I am what some would call a cradle Episcopalian. I was raised a member of Bethesda By The Sea Episcopal church in Palm Beach, Florida; and have spent my adult life a part of the family of St. Christopher’s in Cozad, Nebraska.
While I am a regular church goer, the heart of my spiritualism lies outside of the doors of the church building. It is deeply rooted in nature and is an integral part of my adult life.
- It is present on my cattle farm.
- It is present in the volunteer work that I do to improve animal (cattle) welfare.
- It is present on the youth athletic fields where I mentor and coach.
Friday afternoon I will be sharing my thoughts on the topic Feeding the Body and the Soul: A look at how we grow food and spiritualism in Central Nebraska at the 145th Annual Council of the Episcopal Diocese of Nebraska.
While I am very open and transparent about how I raise cattle and grow beef on my farm, I tend to hold my faith in a more private place. Despite that introverted tendency, I “take God with me” on my life journey.

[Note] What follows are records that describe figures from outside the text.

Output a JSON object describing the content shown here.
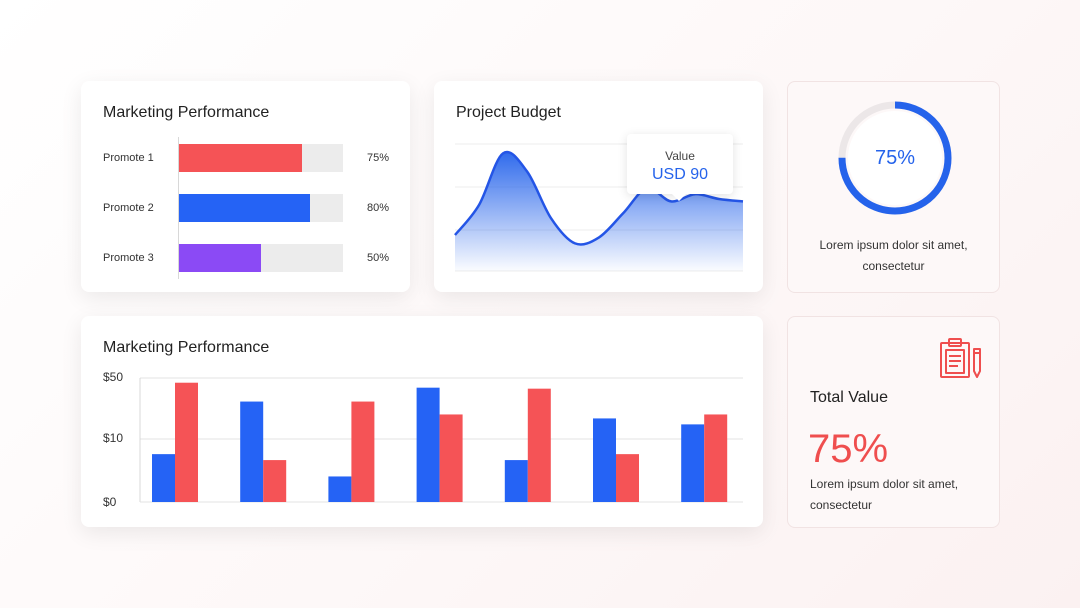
{
  "colors": {
    "red": "#f55356",
    "blue": "#2563f5",
    "purple": "#8b4af5",
    "accent_red": "#ef4e4e"
  },
  "marketing_top": {
    "title": "Marketing Performance",
    "items": [
      {
        "label": "Promote 1",
        "value": 75,
        "value_label": "75%",
        "color": "#f55356"
      },
      {
        "label": "Promote 2",
        "value": 80,
        "value_label": "80%",
        "color": "#2563f5"
      },
      {
        "label": "Promote 3",
        "value": 50,
        "value_label": "50%",
        "color": "#8b4af5"
      }
    ]
  },
  "budget": {
    "title": "Project Budget",
    "tooltip_label": "Value",
    "tooltip_value": "USD 90"
  },
  "donut": {
    "value": 75,
    "label": "75%",
    "desc_line1": "Lorem ipsum dolor sit amet,",
    "desc_line2": "consectetur"
  },
  "marketing_bottom": {
    "title": "Marketing Performance"
  },
  "total": {
    "title": "Total Value",
    "value": "75%",
    "desc_line1": "Lorem ipsum dolor sit amet,",
    "desc_line2": "consectetur",
    "icon": "clipboard-pencil-icon"
  },
  "chart_data": [
    {
      "type": "bar",
      "orientation": "horizontal",
      "title": "Marketing Performance",
      "categories": [
        "Promote 1",
        "Promote 2",
        "Promote 3"
      ],
      "values": [
        75,
        80,
        50
      ],
      "value_labels": [
        "75%",
        "80%",
        "50%"
      ],
      "xlim": [
        0,
        100
      ]
    },
    {
      "type": "area",
      "title": "Project Budget",
      "x": [
        0,
        1,
        2,
        3,
        4,
        5,
        6,
        7,
        8,
        9,
        10,
        11,
        12
      ],
      "y": [
        30,
        55,
        98,
        83,
        44,
        23,
        28,
        48,
        69,
        58,
        64,
        60,
        58
      ],
      "ylim": [
        0,
        110
      ],
      "grid": true,
      "annotation": {
        "label": "Value",
        "text": "USD 90"
      }
    },
    {
      "type": "pie",
      "variant": "donut",
      "values": [
        75,
        25
      ],
      "label": "75%"
    },
    {
      "type": "bar",
      "title": "Marketing Performance",
      "y_ticks": [
        "$50",
        "$10",
        "$0"
      ],
      "ylim": [
        0,
        50
      ],
      "grid": true,
      "series": [
        {
          "color": "#2563f5",
          "values": [
            19.3,
            40.5,
            10.3,
            46.1,
            16.9,
            33.7,
            31.3
          ]
        },
        {
          "color": "#f55356",
          "values": [
            48.1,
            16.9,
            40.5,
            35.3,
            45.7,
            19.3,
            35.3
          ]
        }
      ]
    }
  ]
}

There is something about wide open spaces and farming the land that lends itself to being closely tied to faith. Perhaps it is the beauty of a sunset over the plains…Perhaps it is the feeling of intense pride and contentment that comes from growing things with your own two hands…Perhaps it is the feeling of helplessness that comes from witnessing the brutality of Mother Nature…Most likely, it is all of these things that lends a farmer toward a strong personal spiritualism.
I have a sign in one of my flower gardens that reads: The kiss of the sun for pardon; The song of the birds for mirth. One is nearer God’s heart in a garden, than any place else on the earth.
There are times when I am exercising calves in the early morning light when I feel a comforting presence about me. I feel peace, and with it a strong sensation that I am where I was meant to be. When I think of what I desire most in the world as a parent, it is that my children will grow up to discover a vocation that brings them this same sense of “rightness”.
It is true that Nebraska is an enormous contributor to our country’s food supply. Agriculture is the heart of our communities, our lives, and our economy. If our rural “Fly Over State” is known for anything, it is for corn, crops and cattle. What folks outside of our small communities might not realize is the strong sense of faith that prevails amongst the farms and ranches that permeate our state.
Just as Nebraska grows food, that growth of food seems intrinsically tied to faith. That spiritual belief moves us forward in good times and in times of challenges. It unites us into a diverse family and creates a sense of “neighborliness” that is truly unique.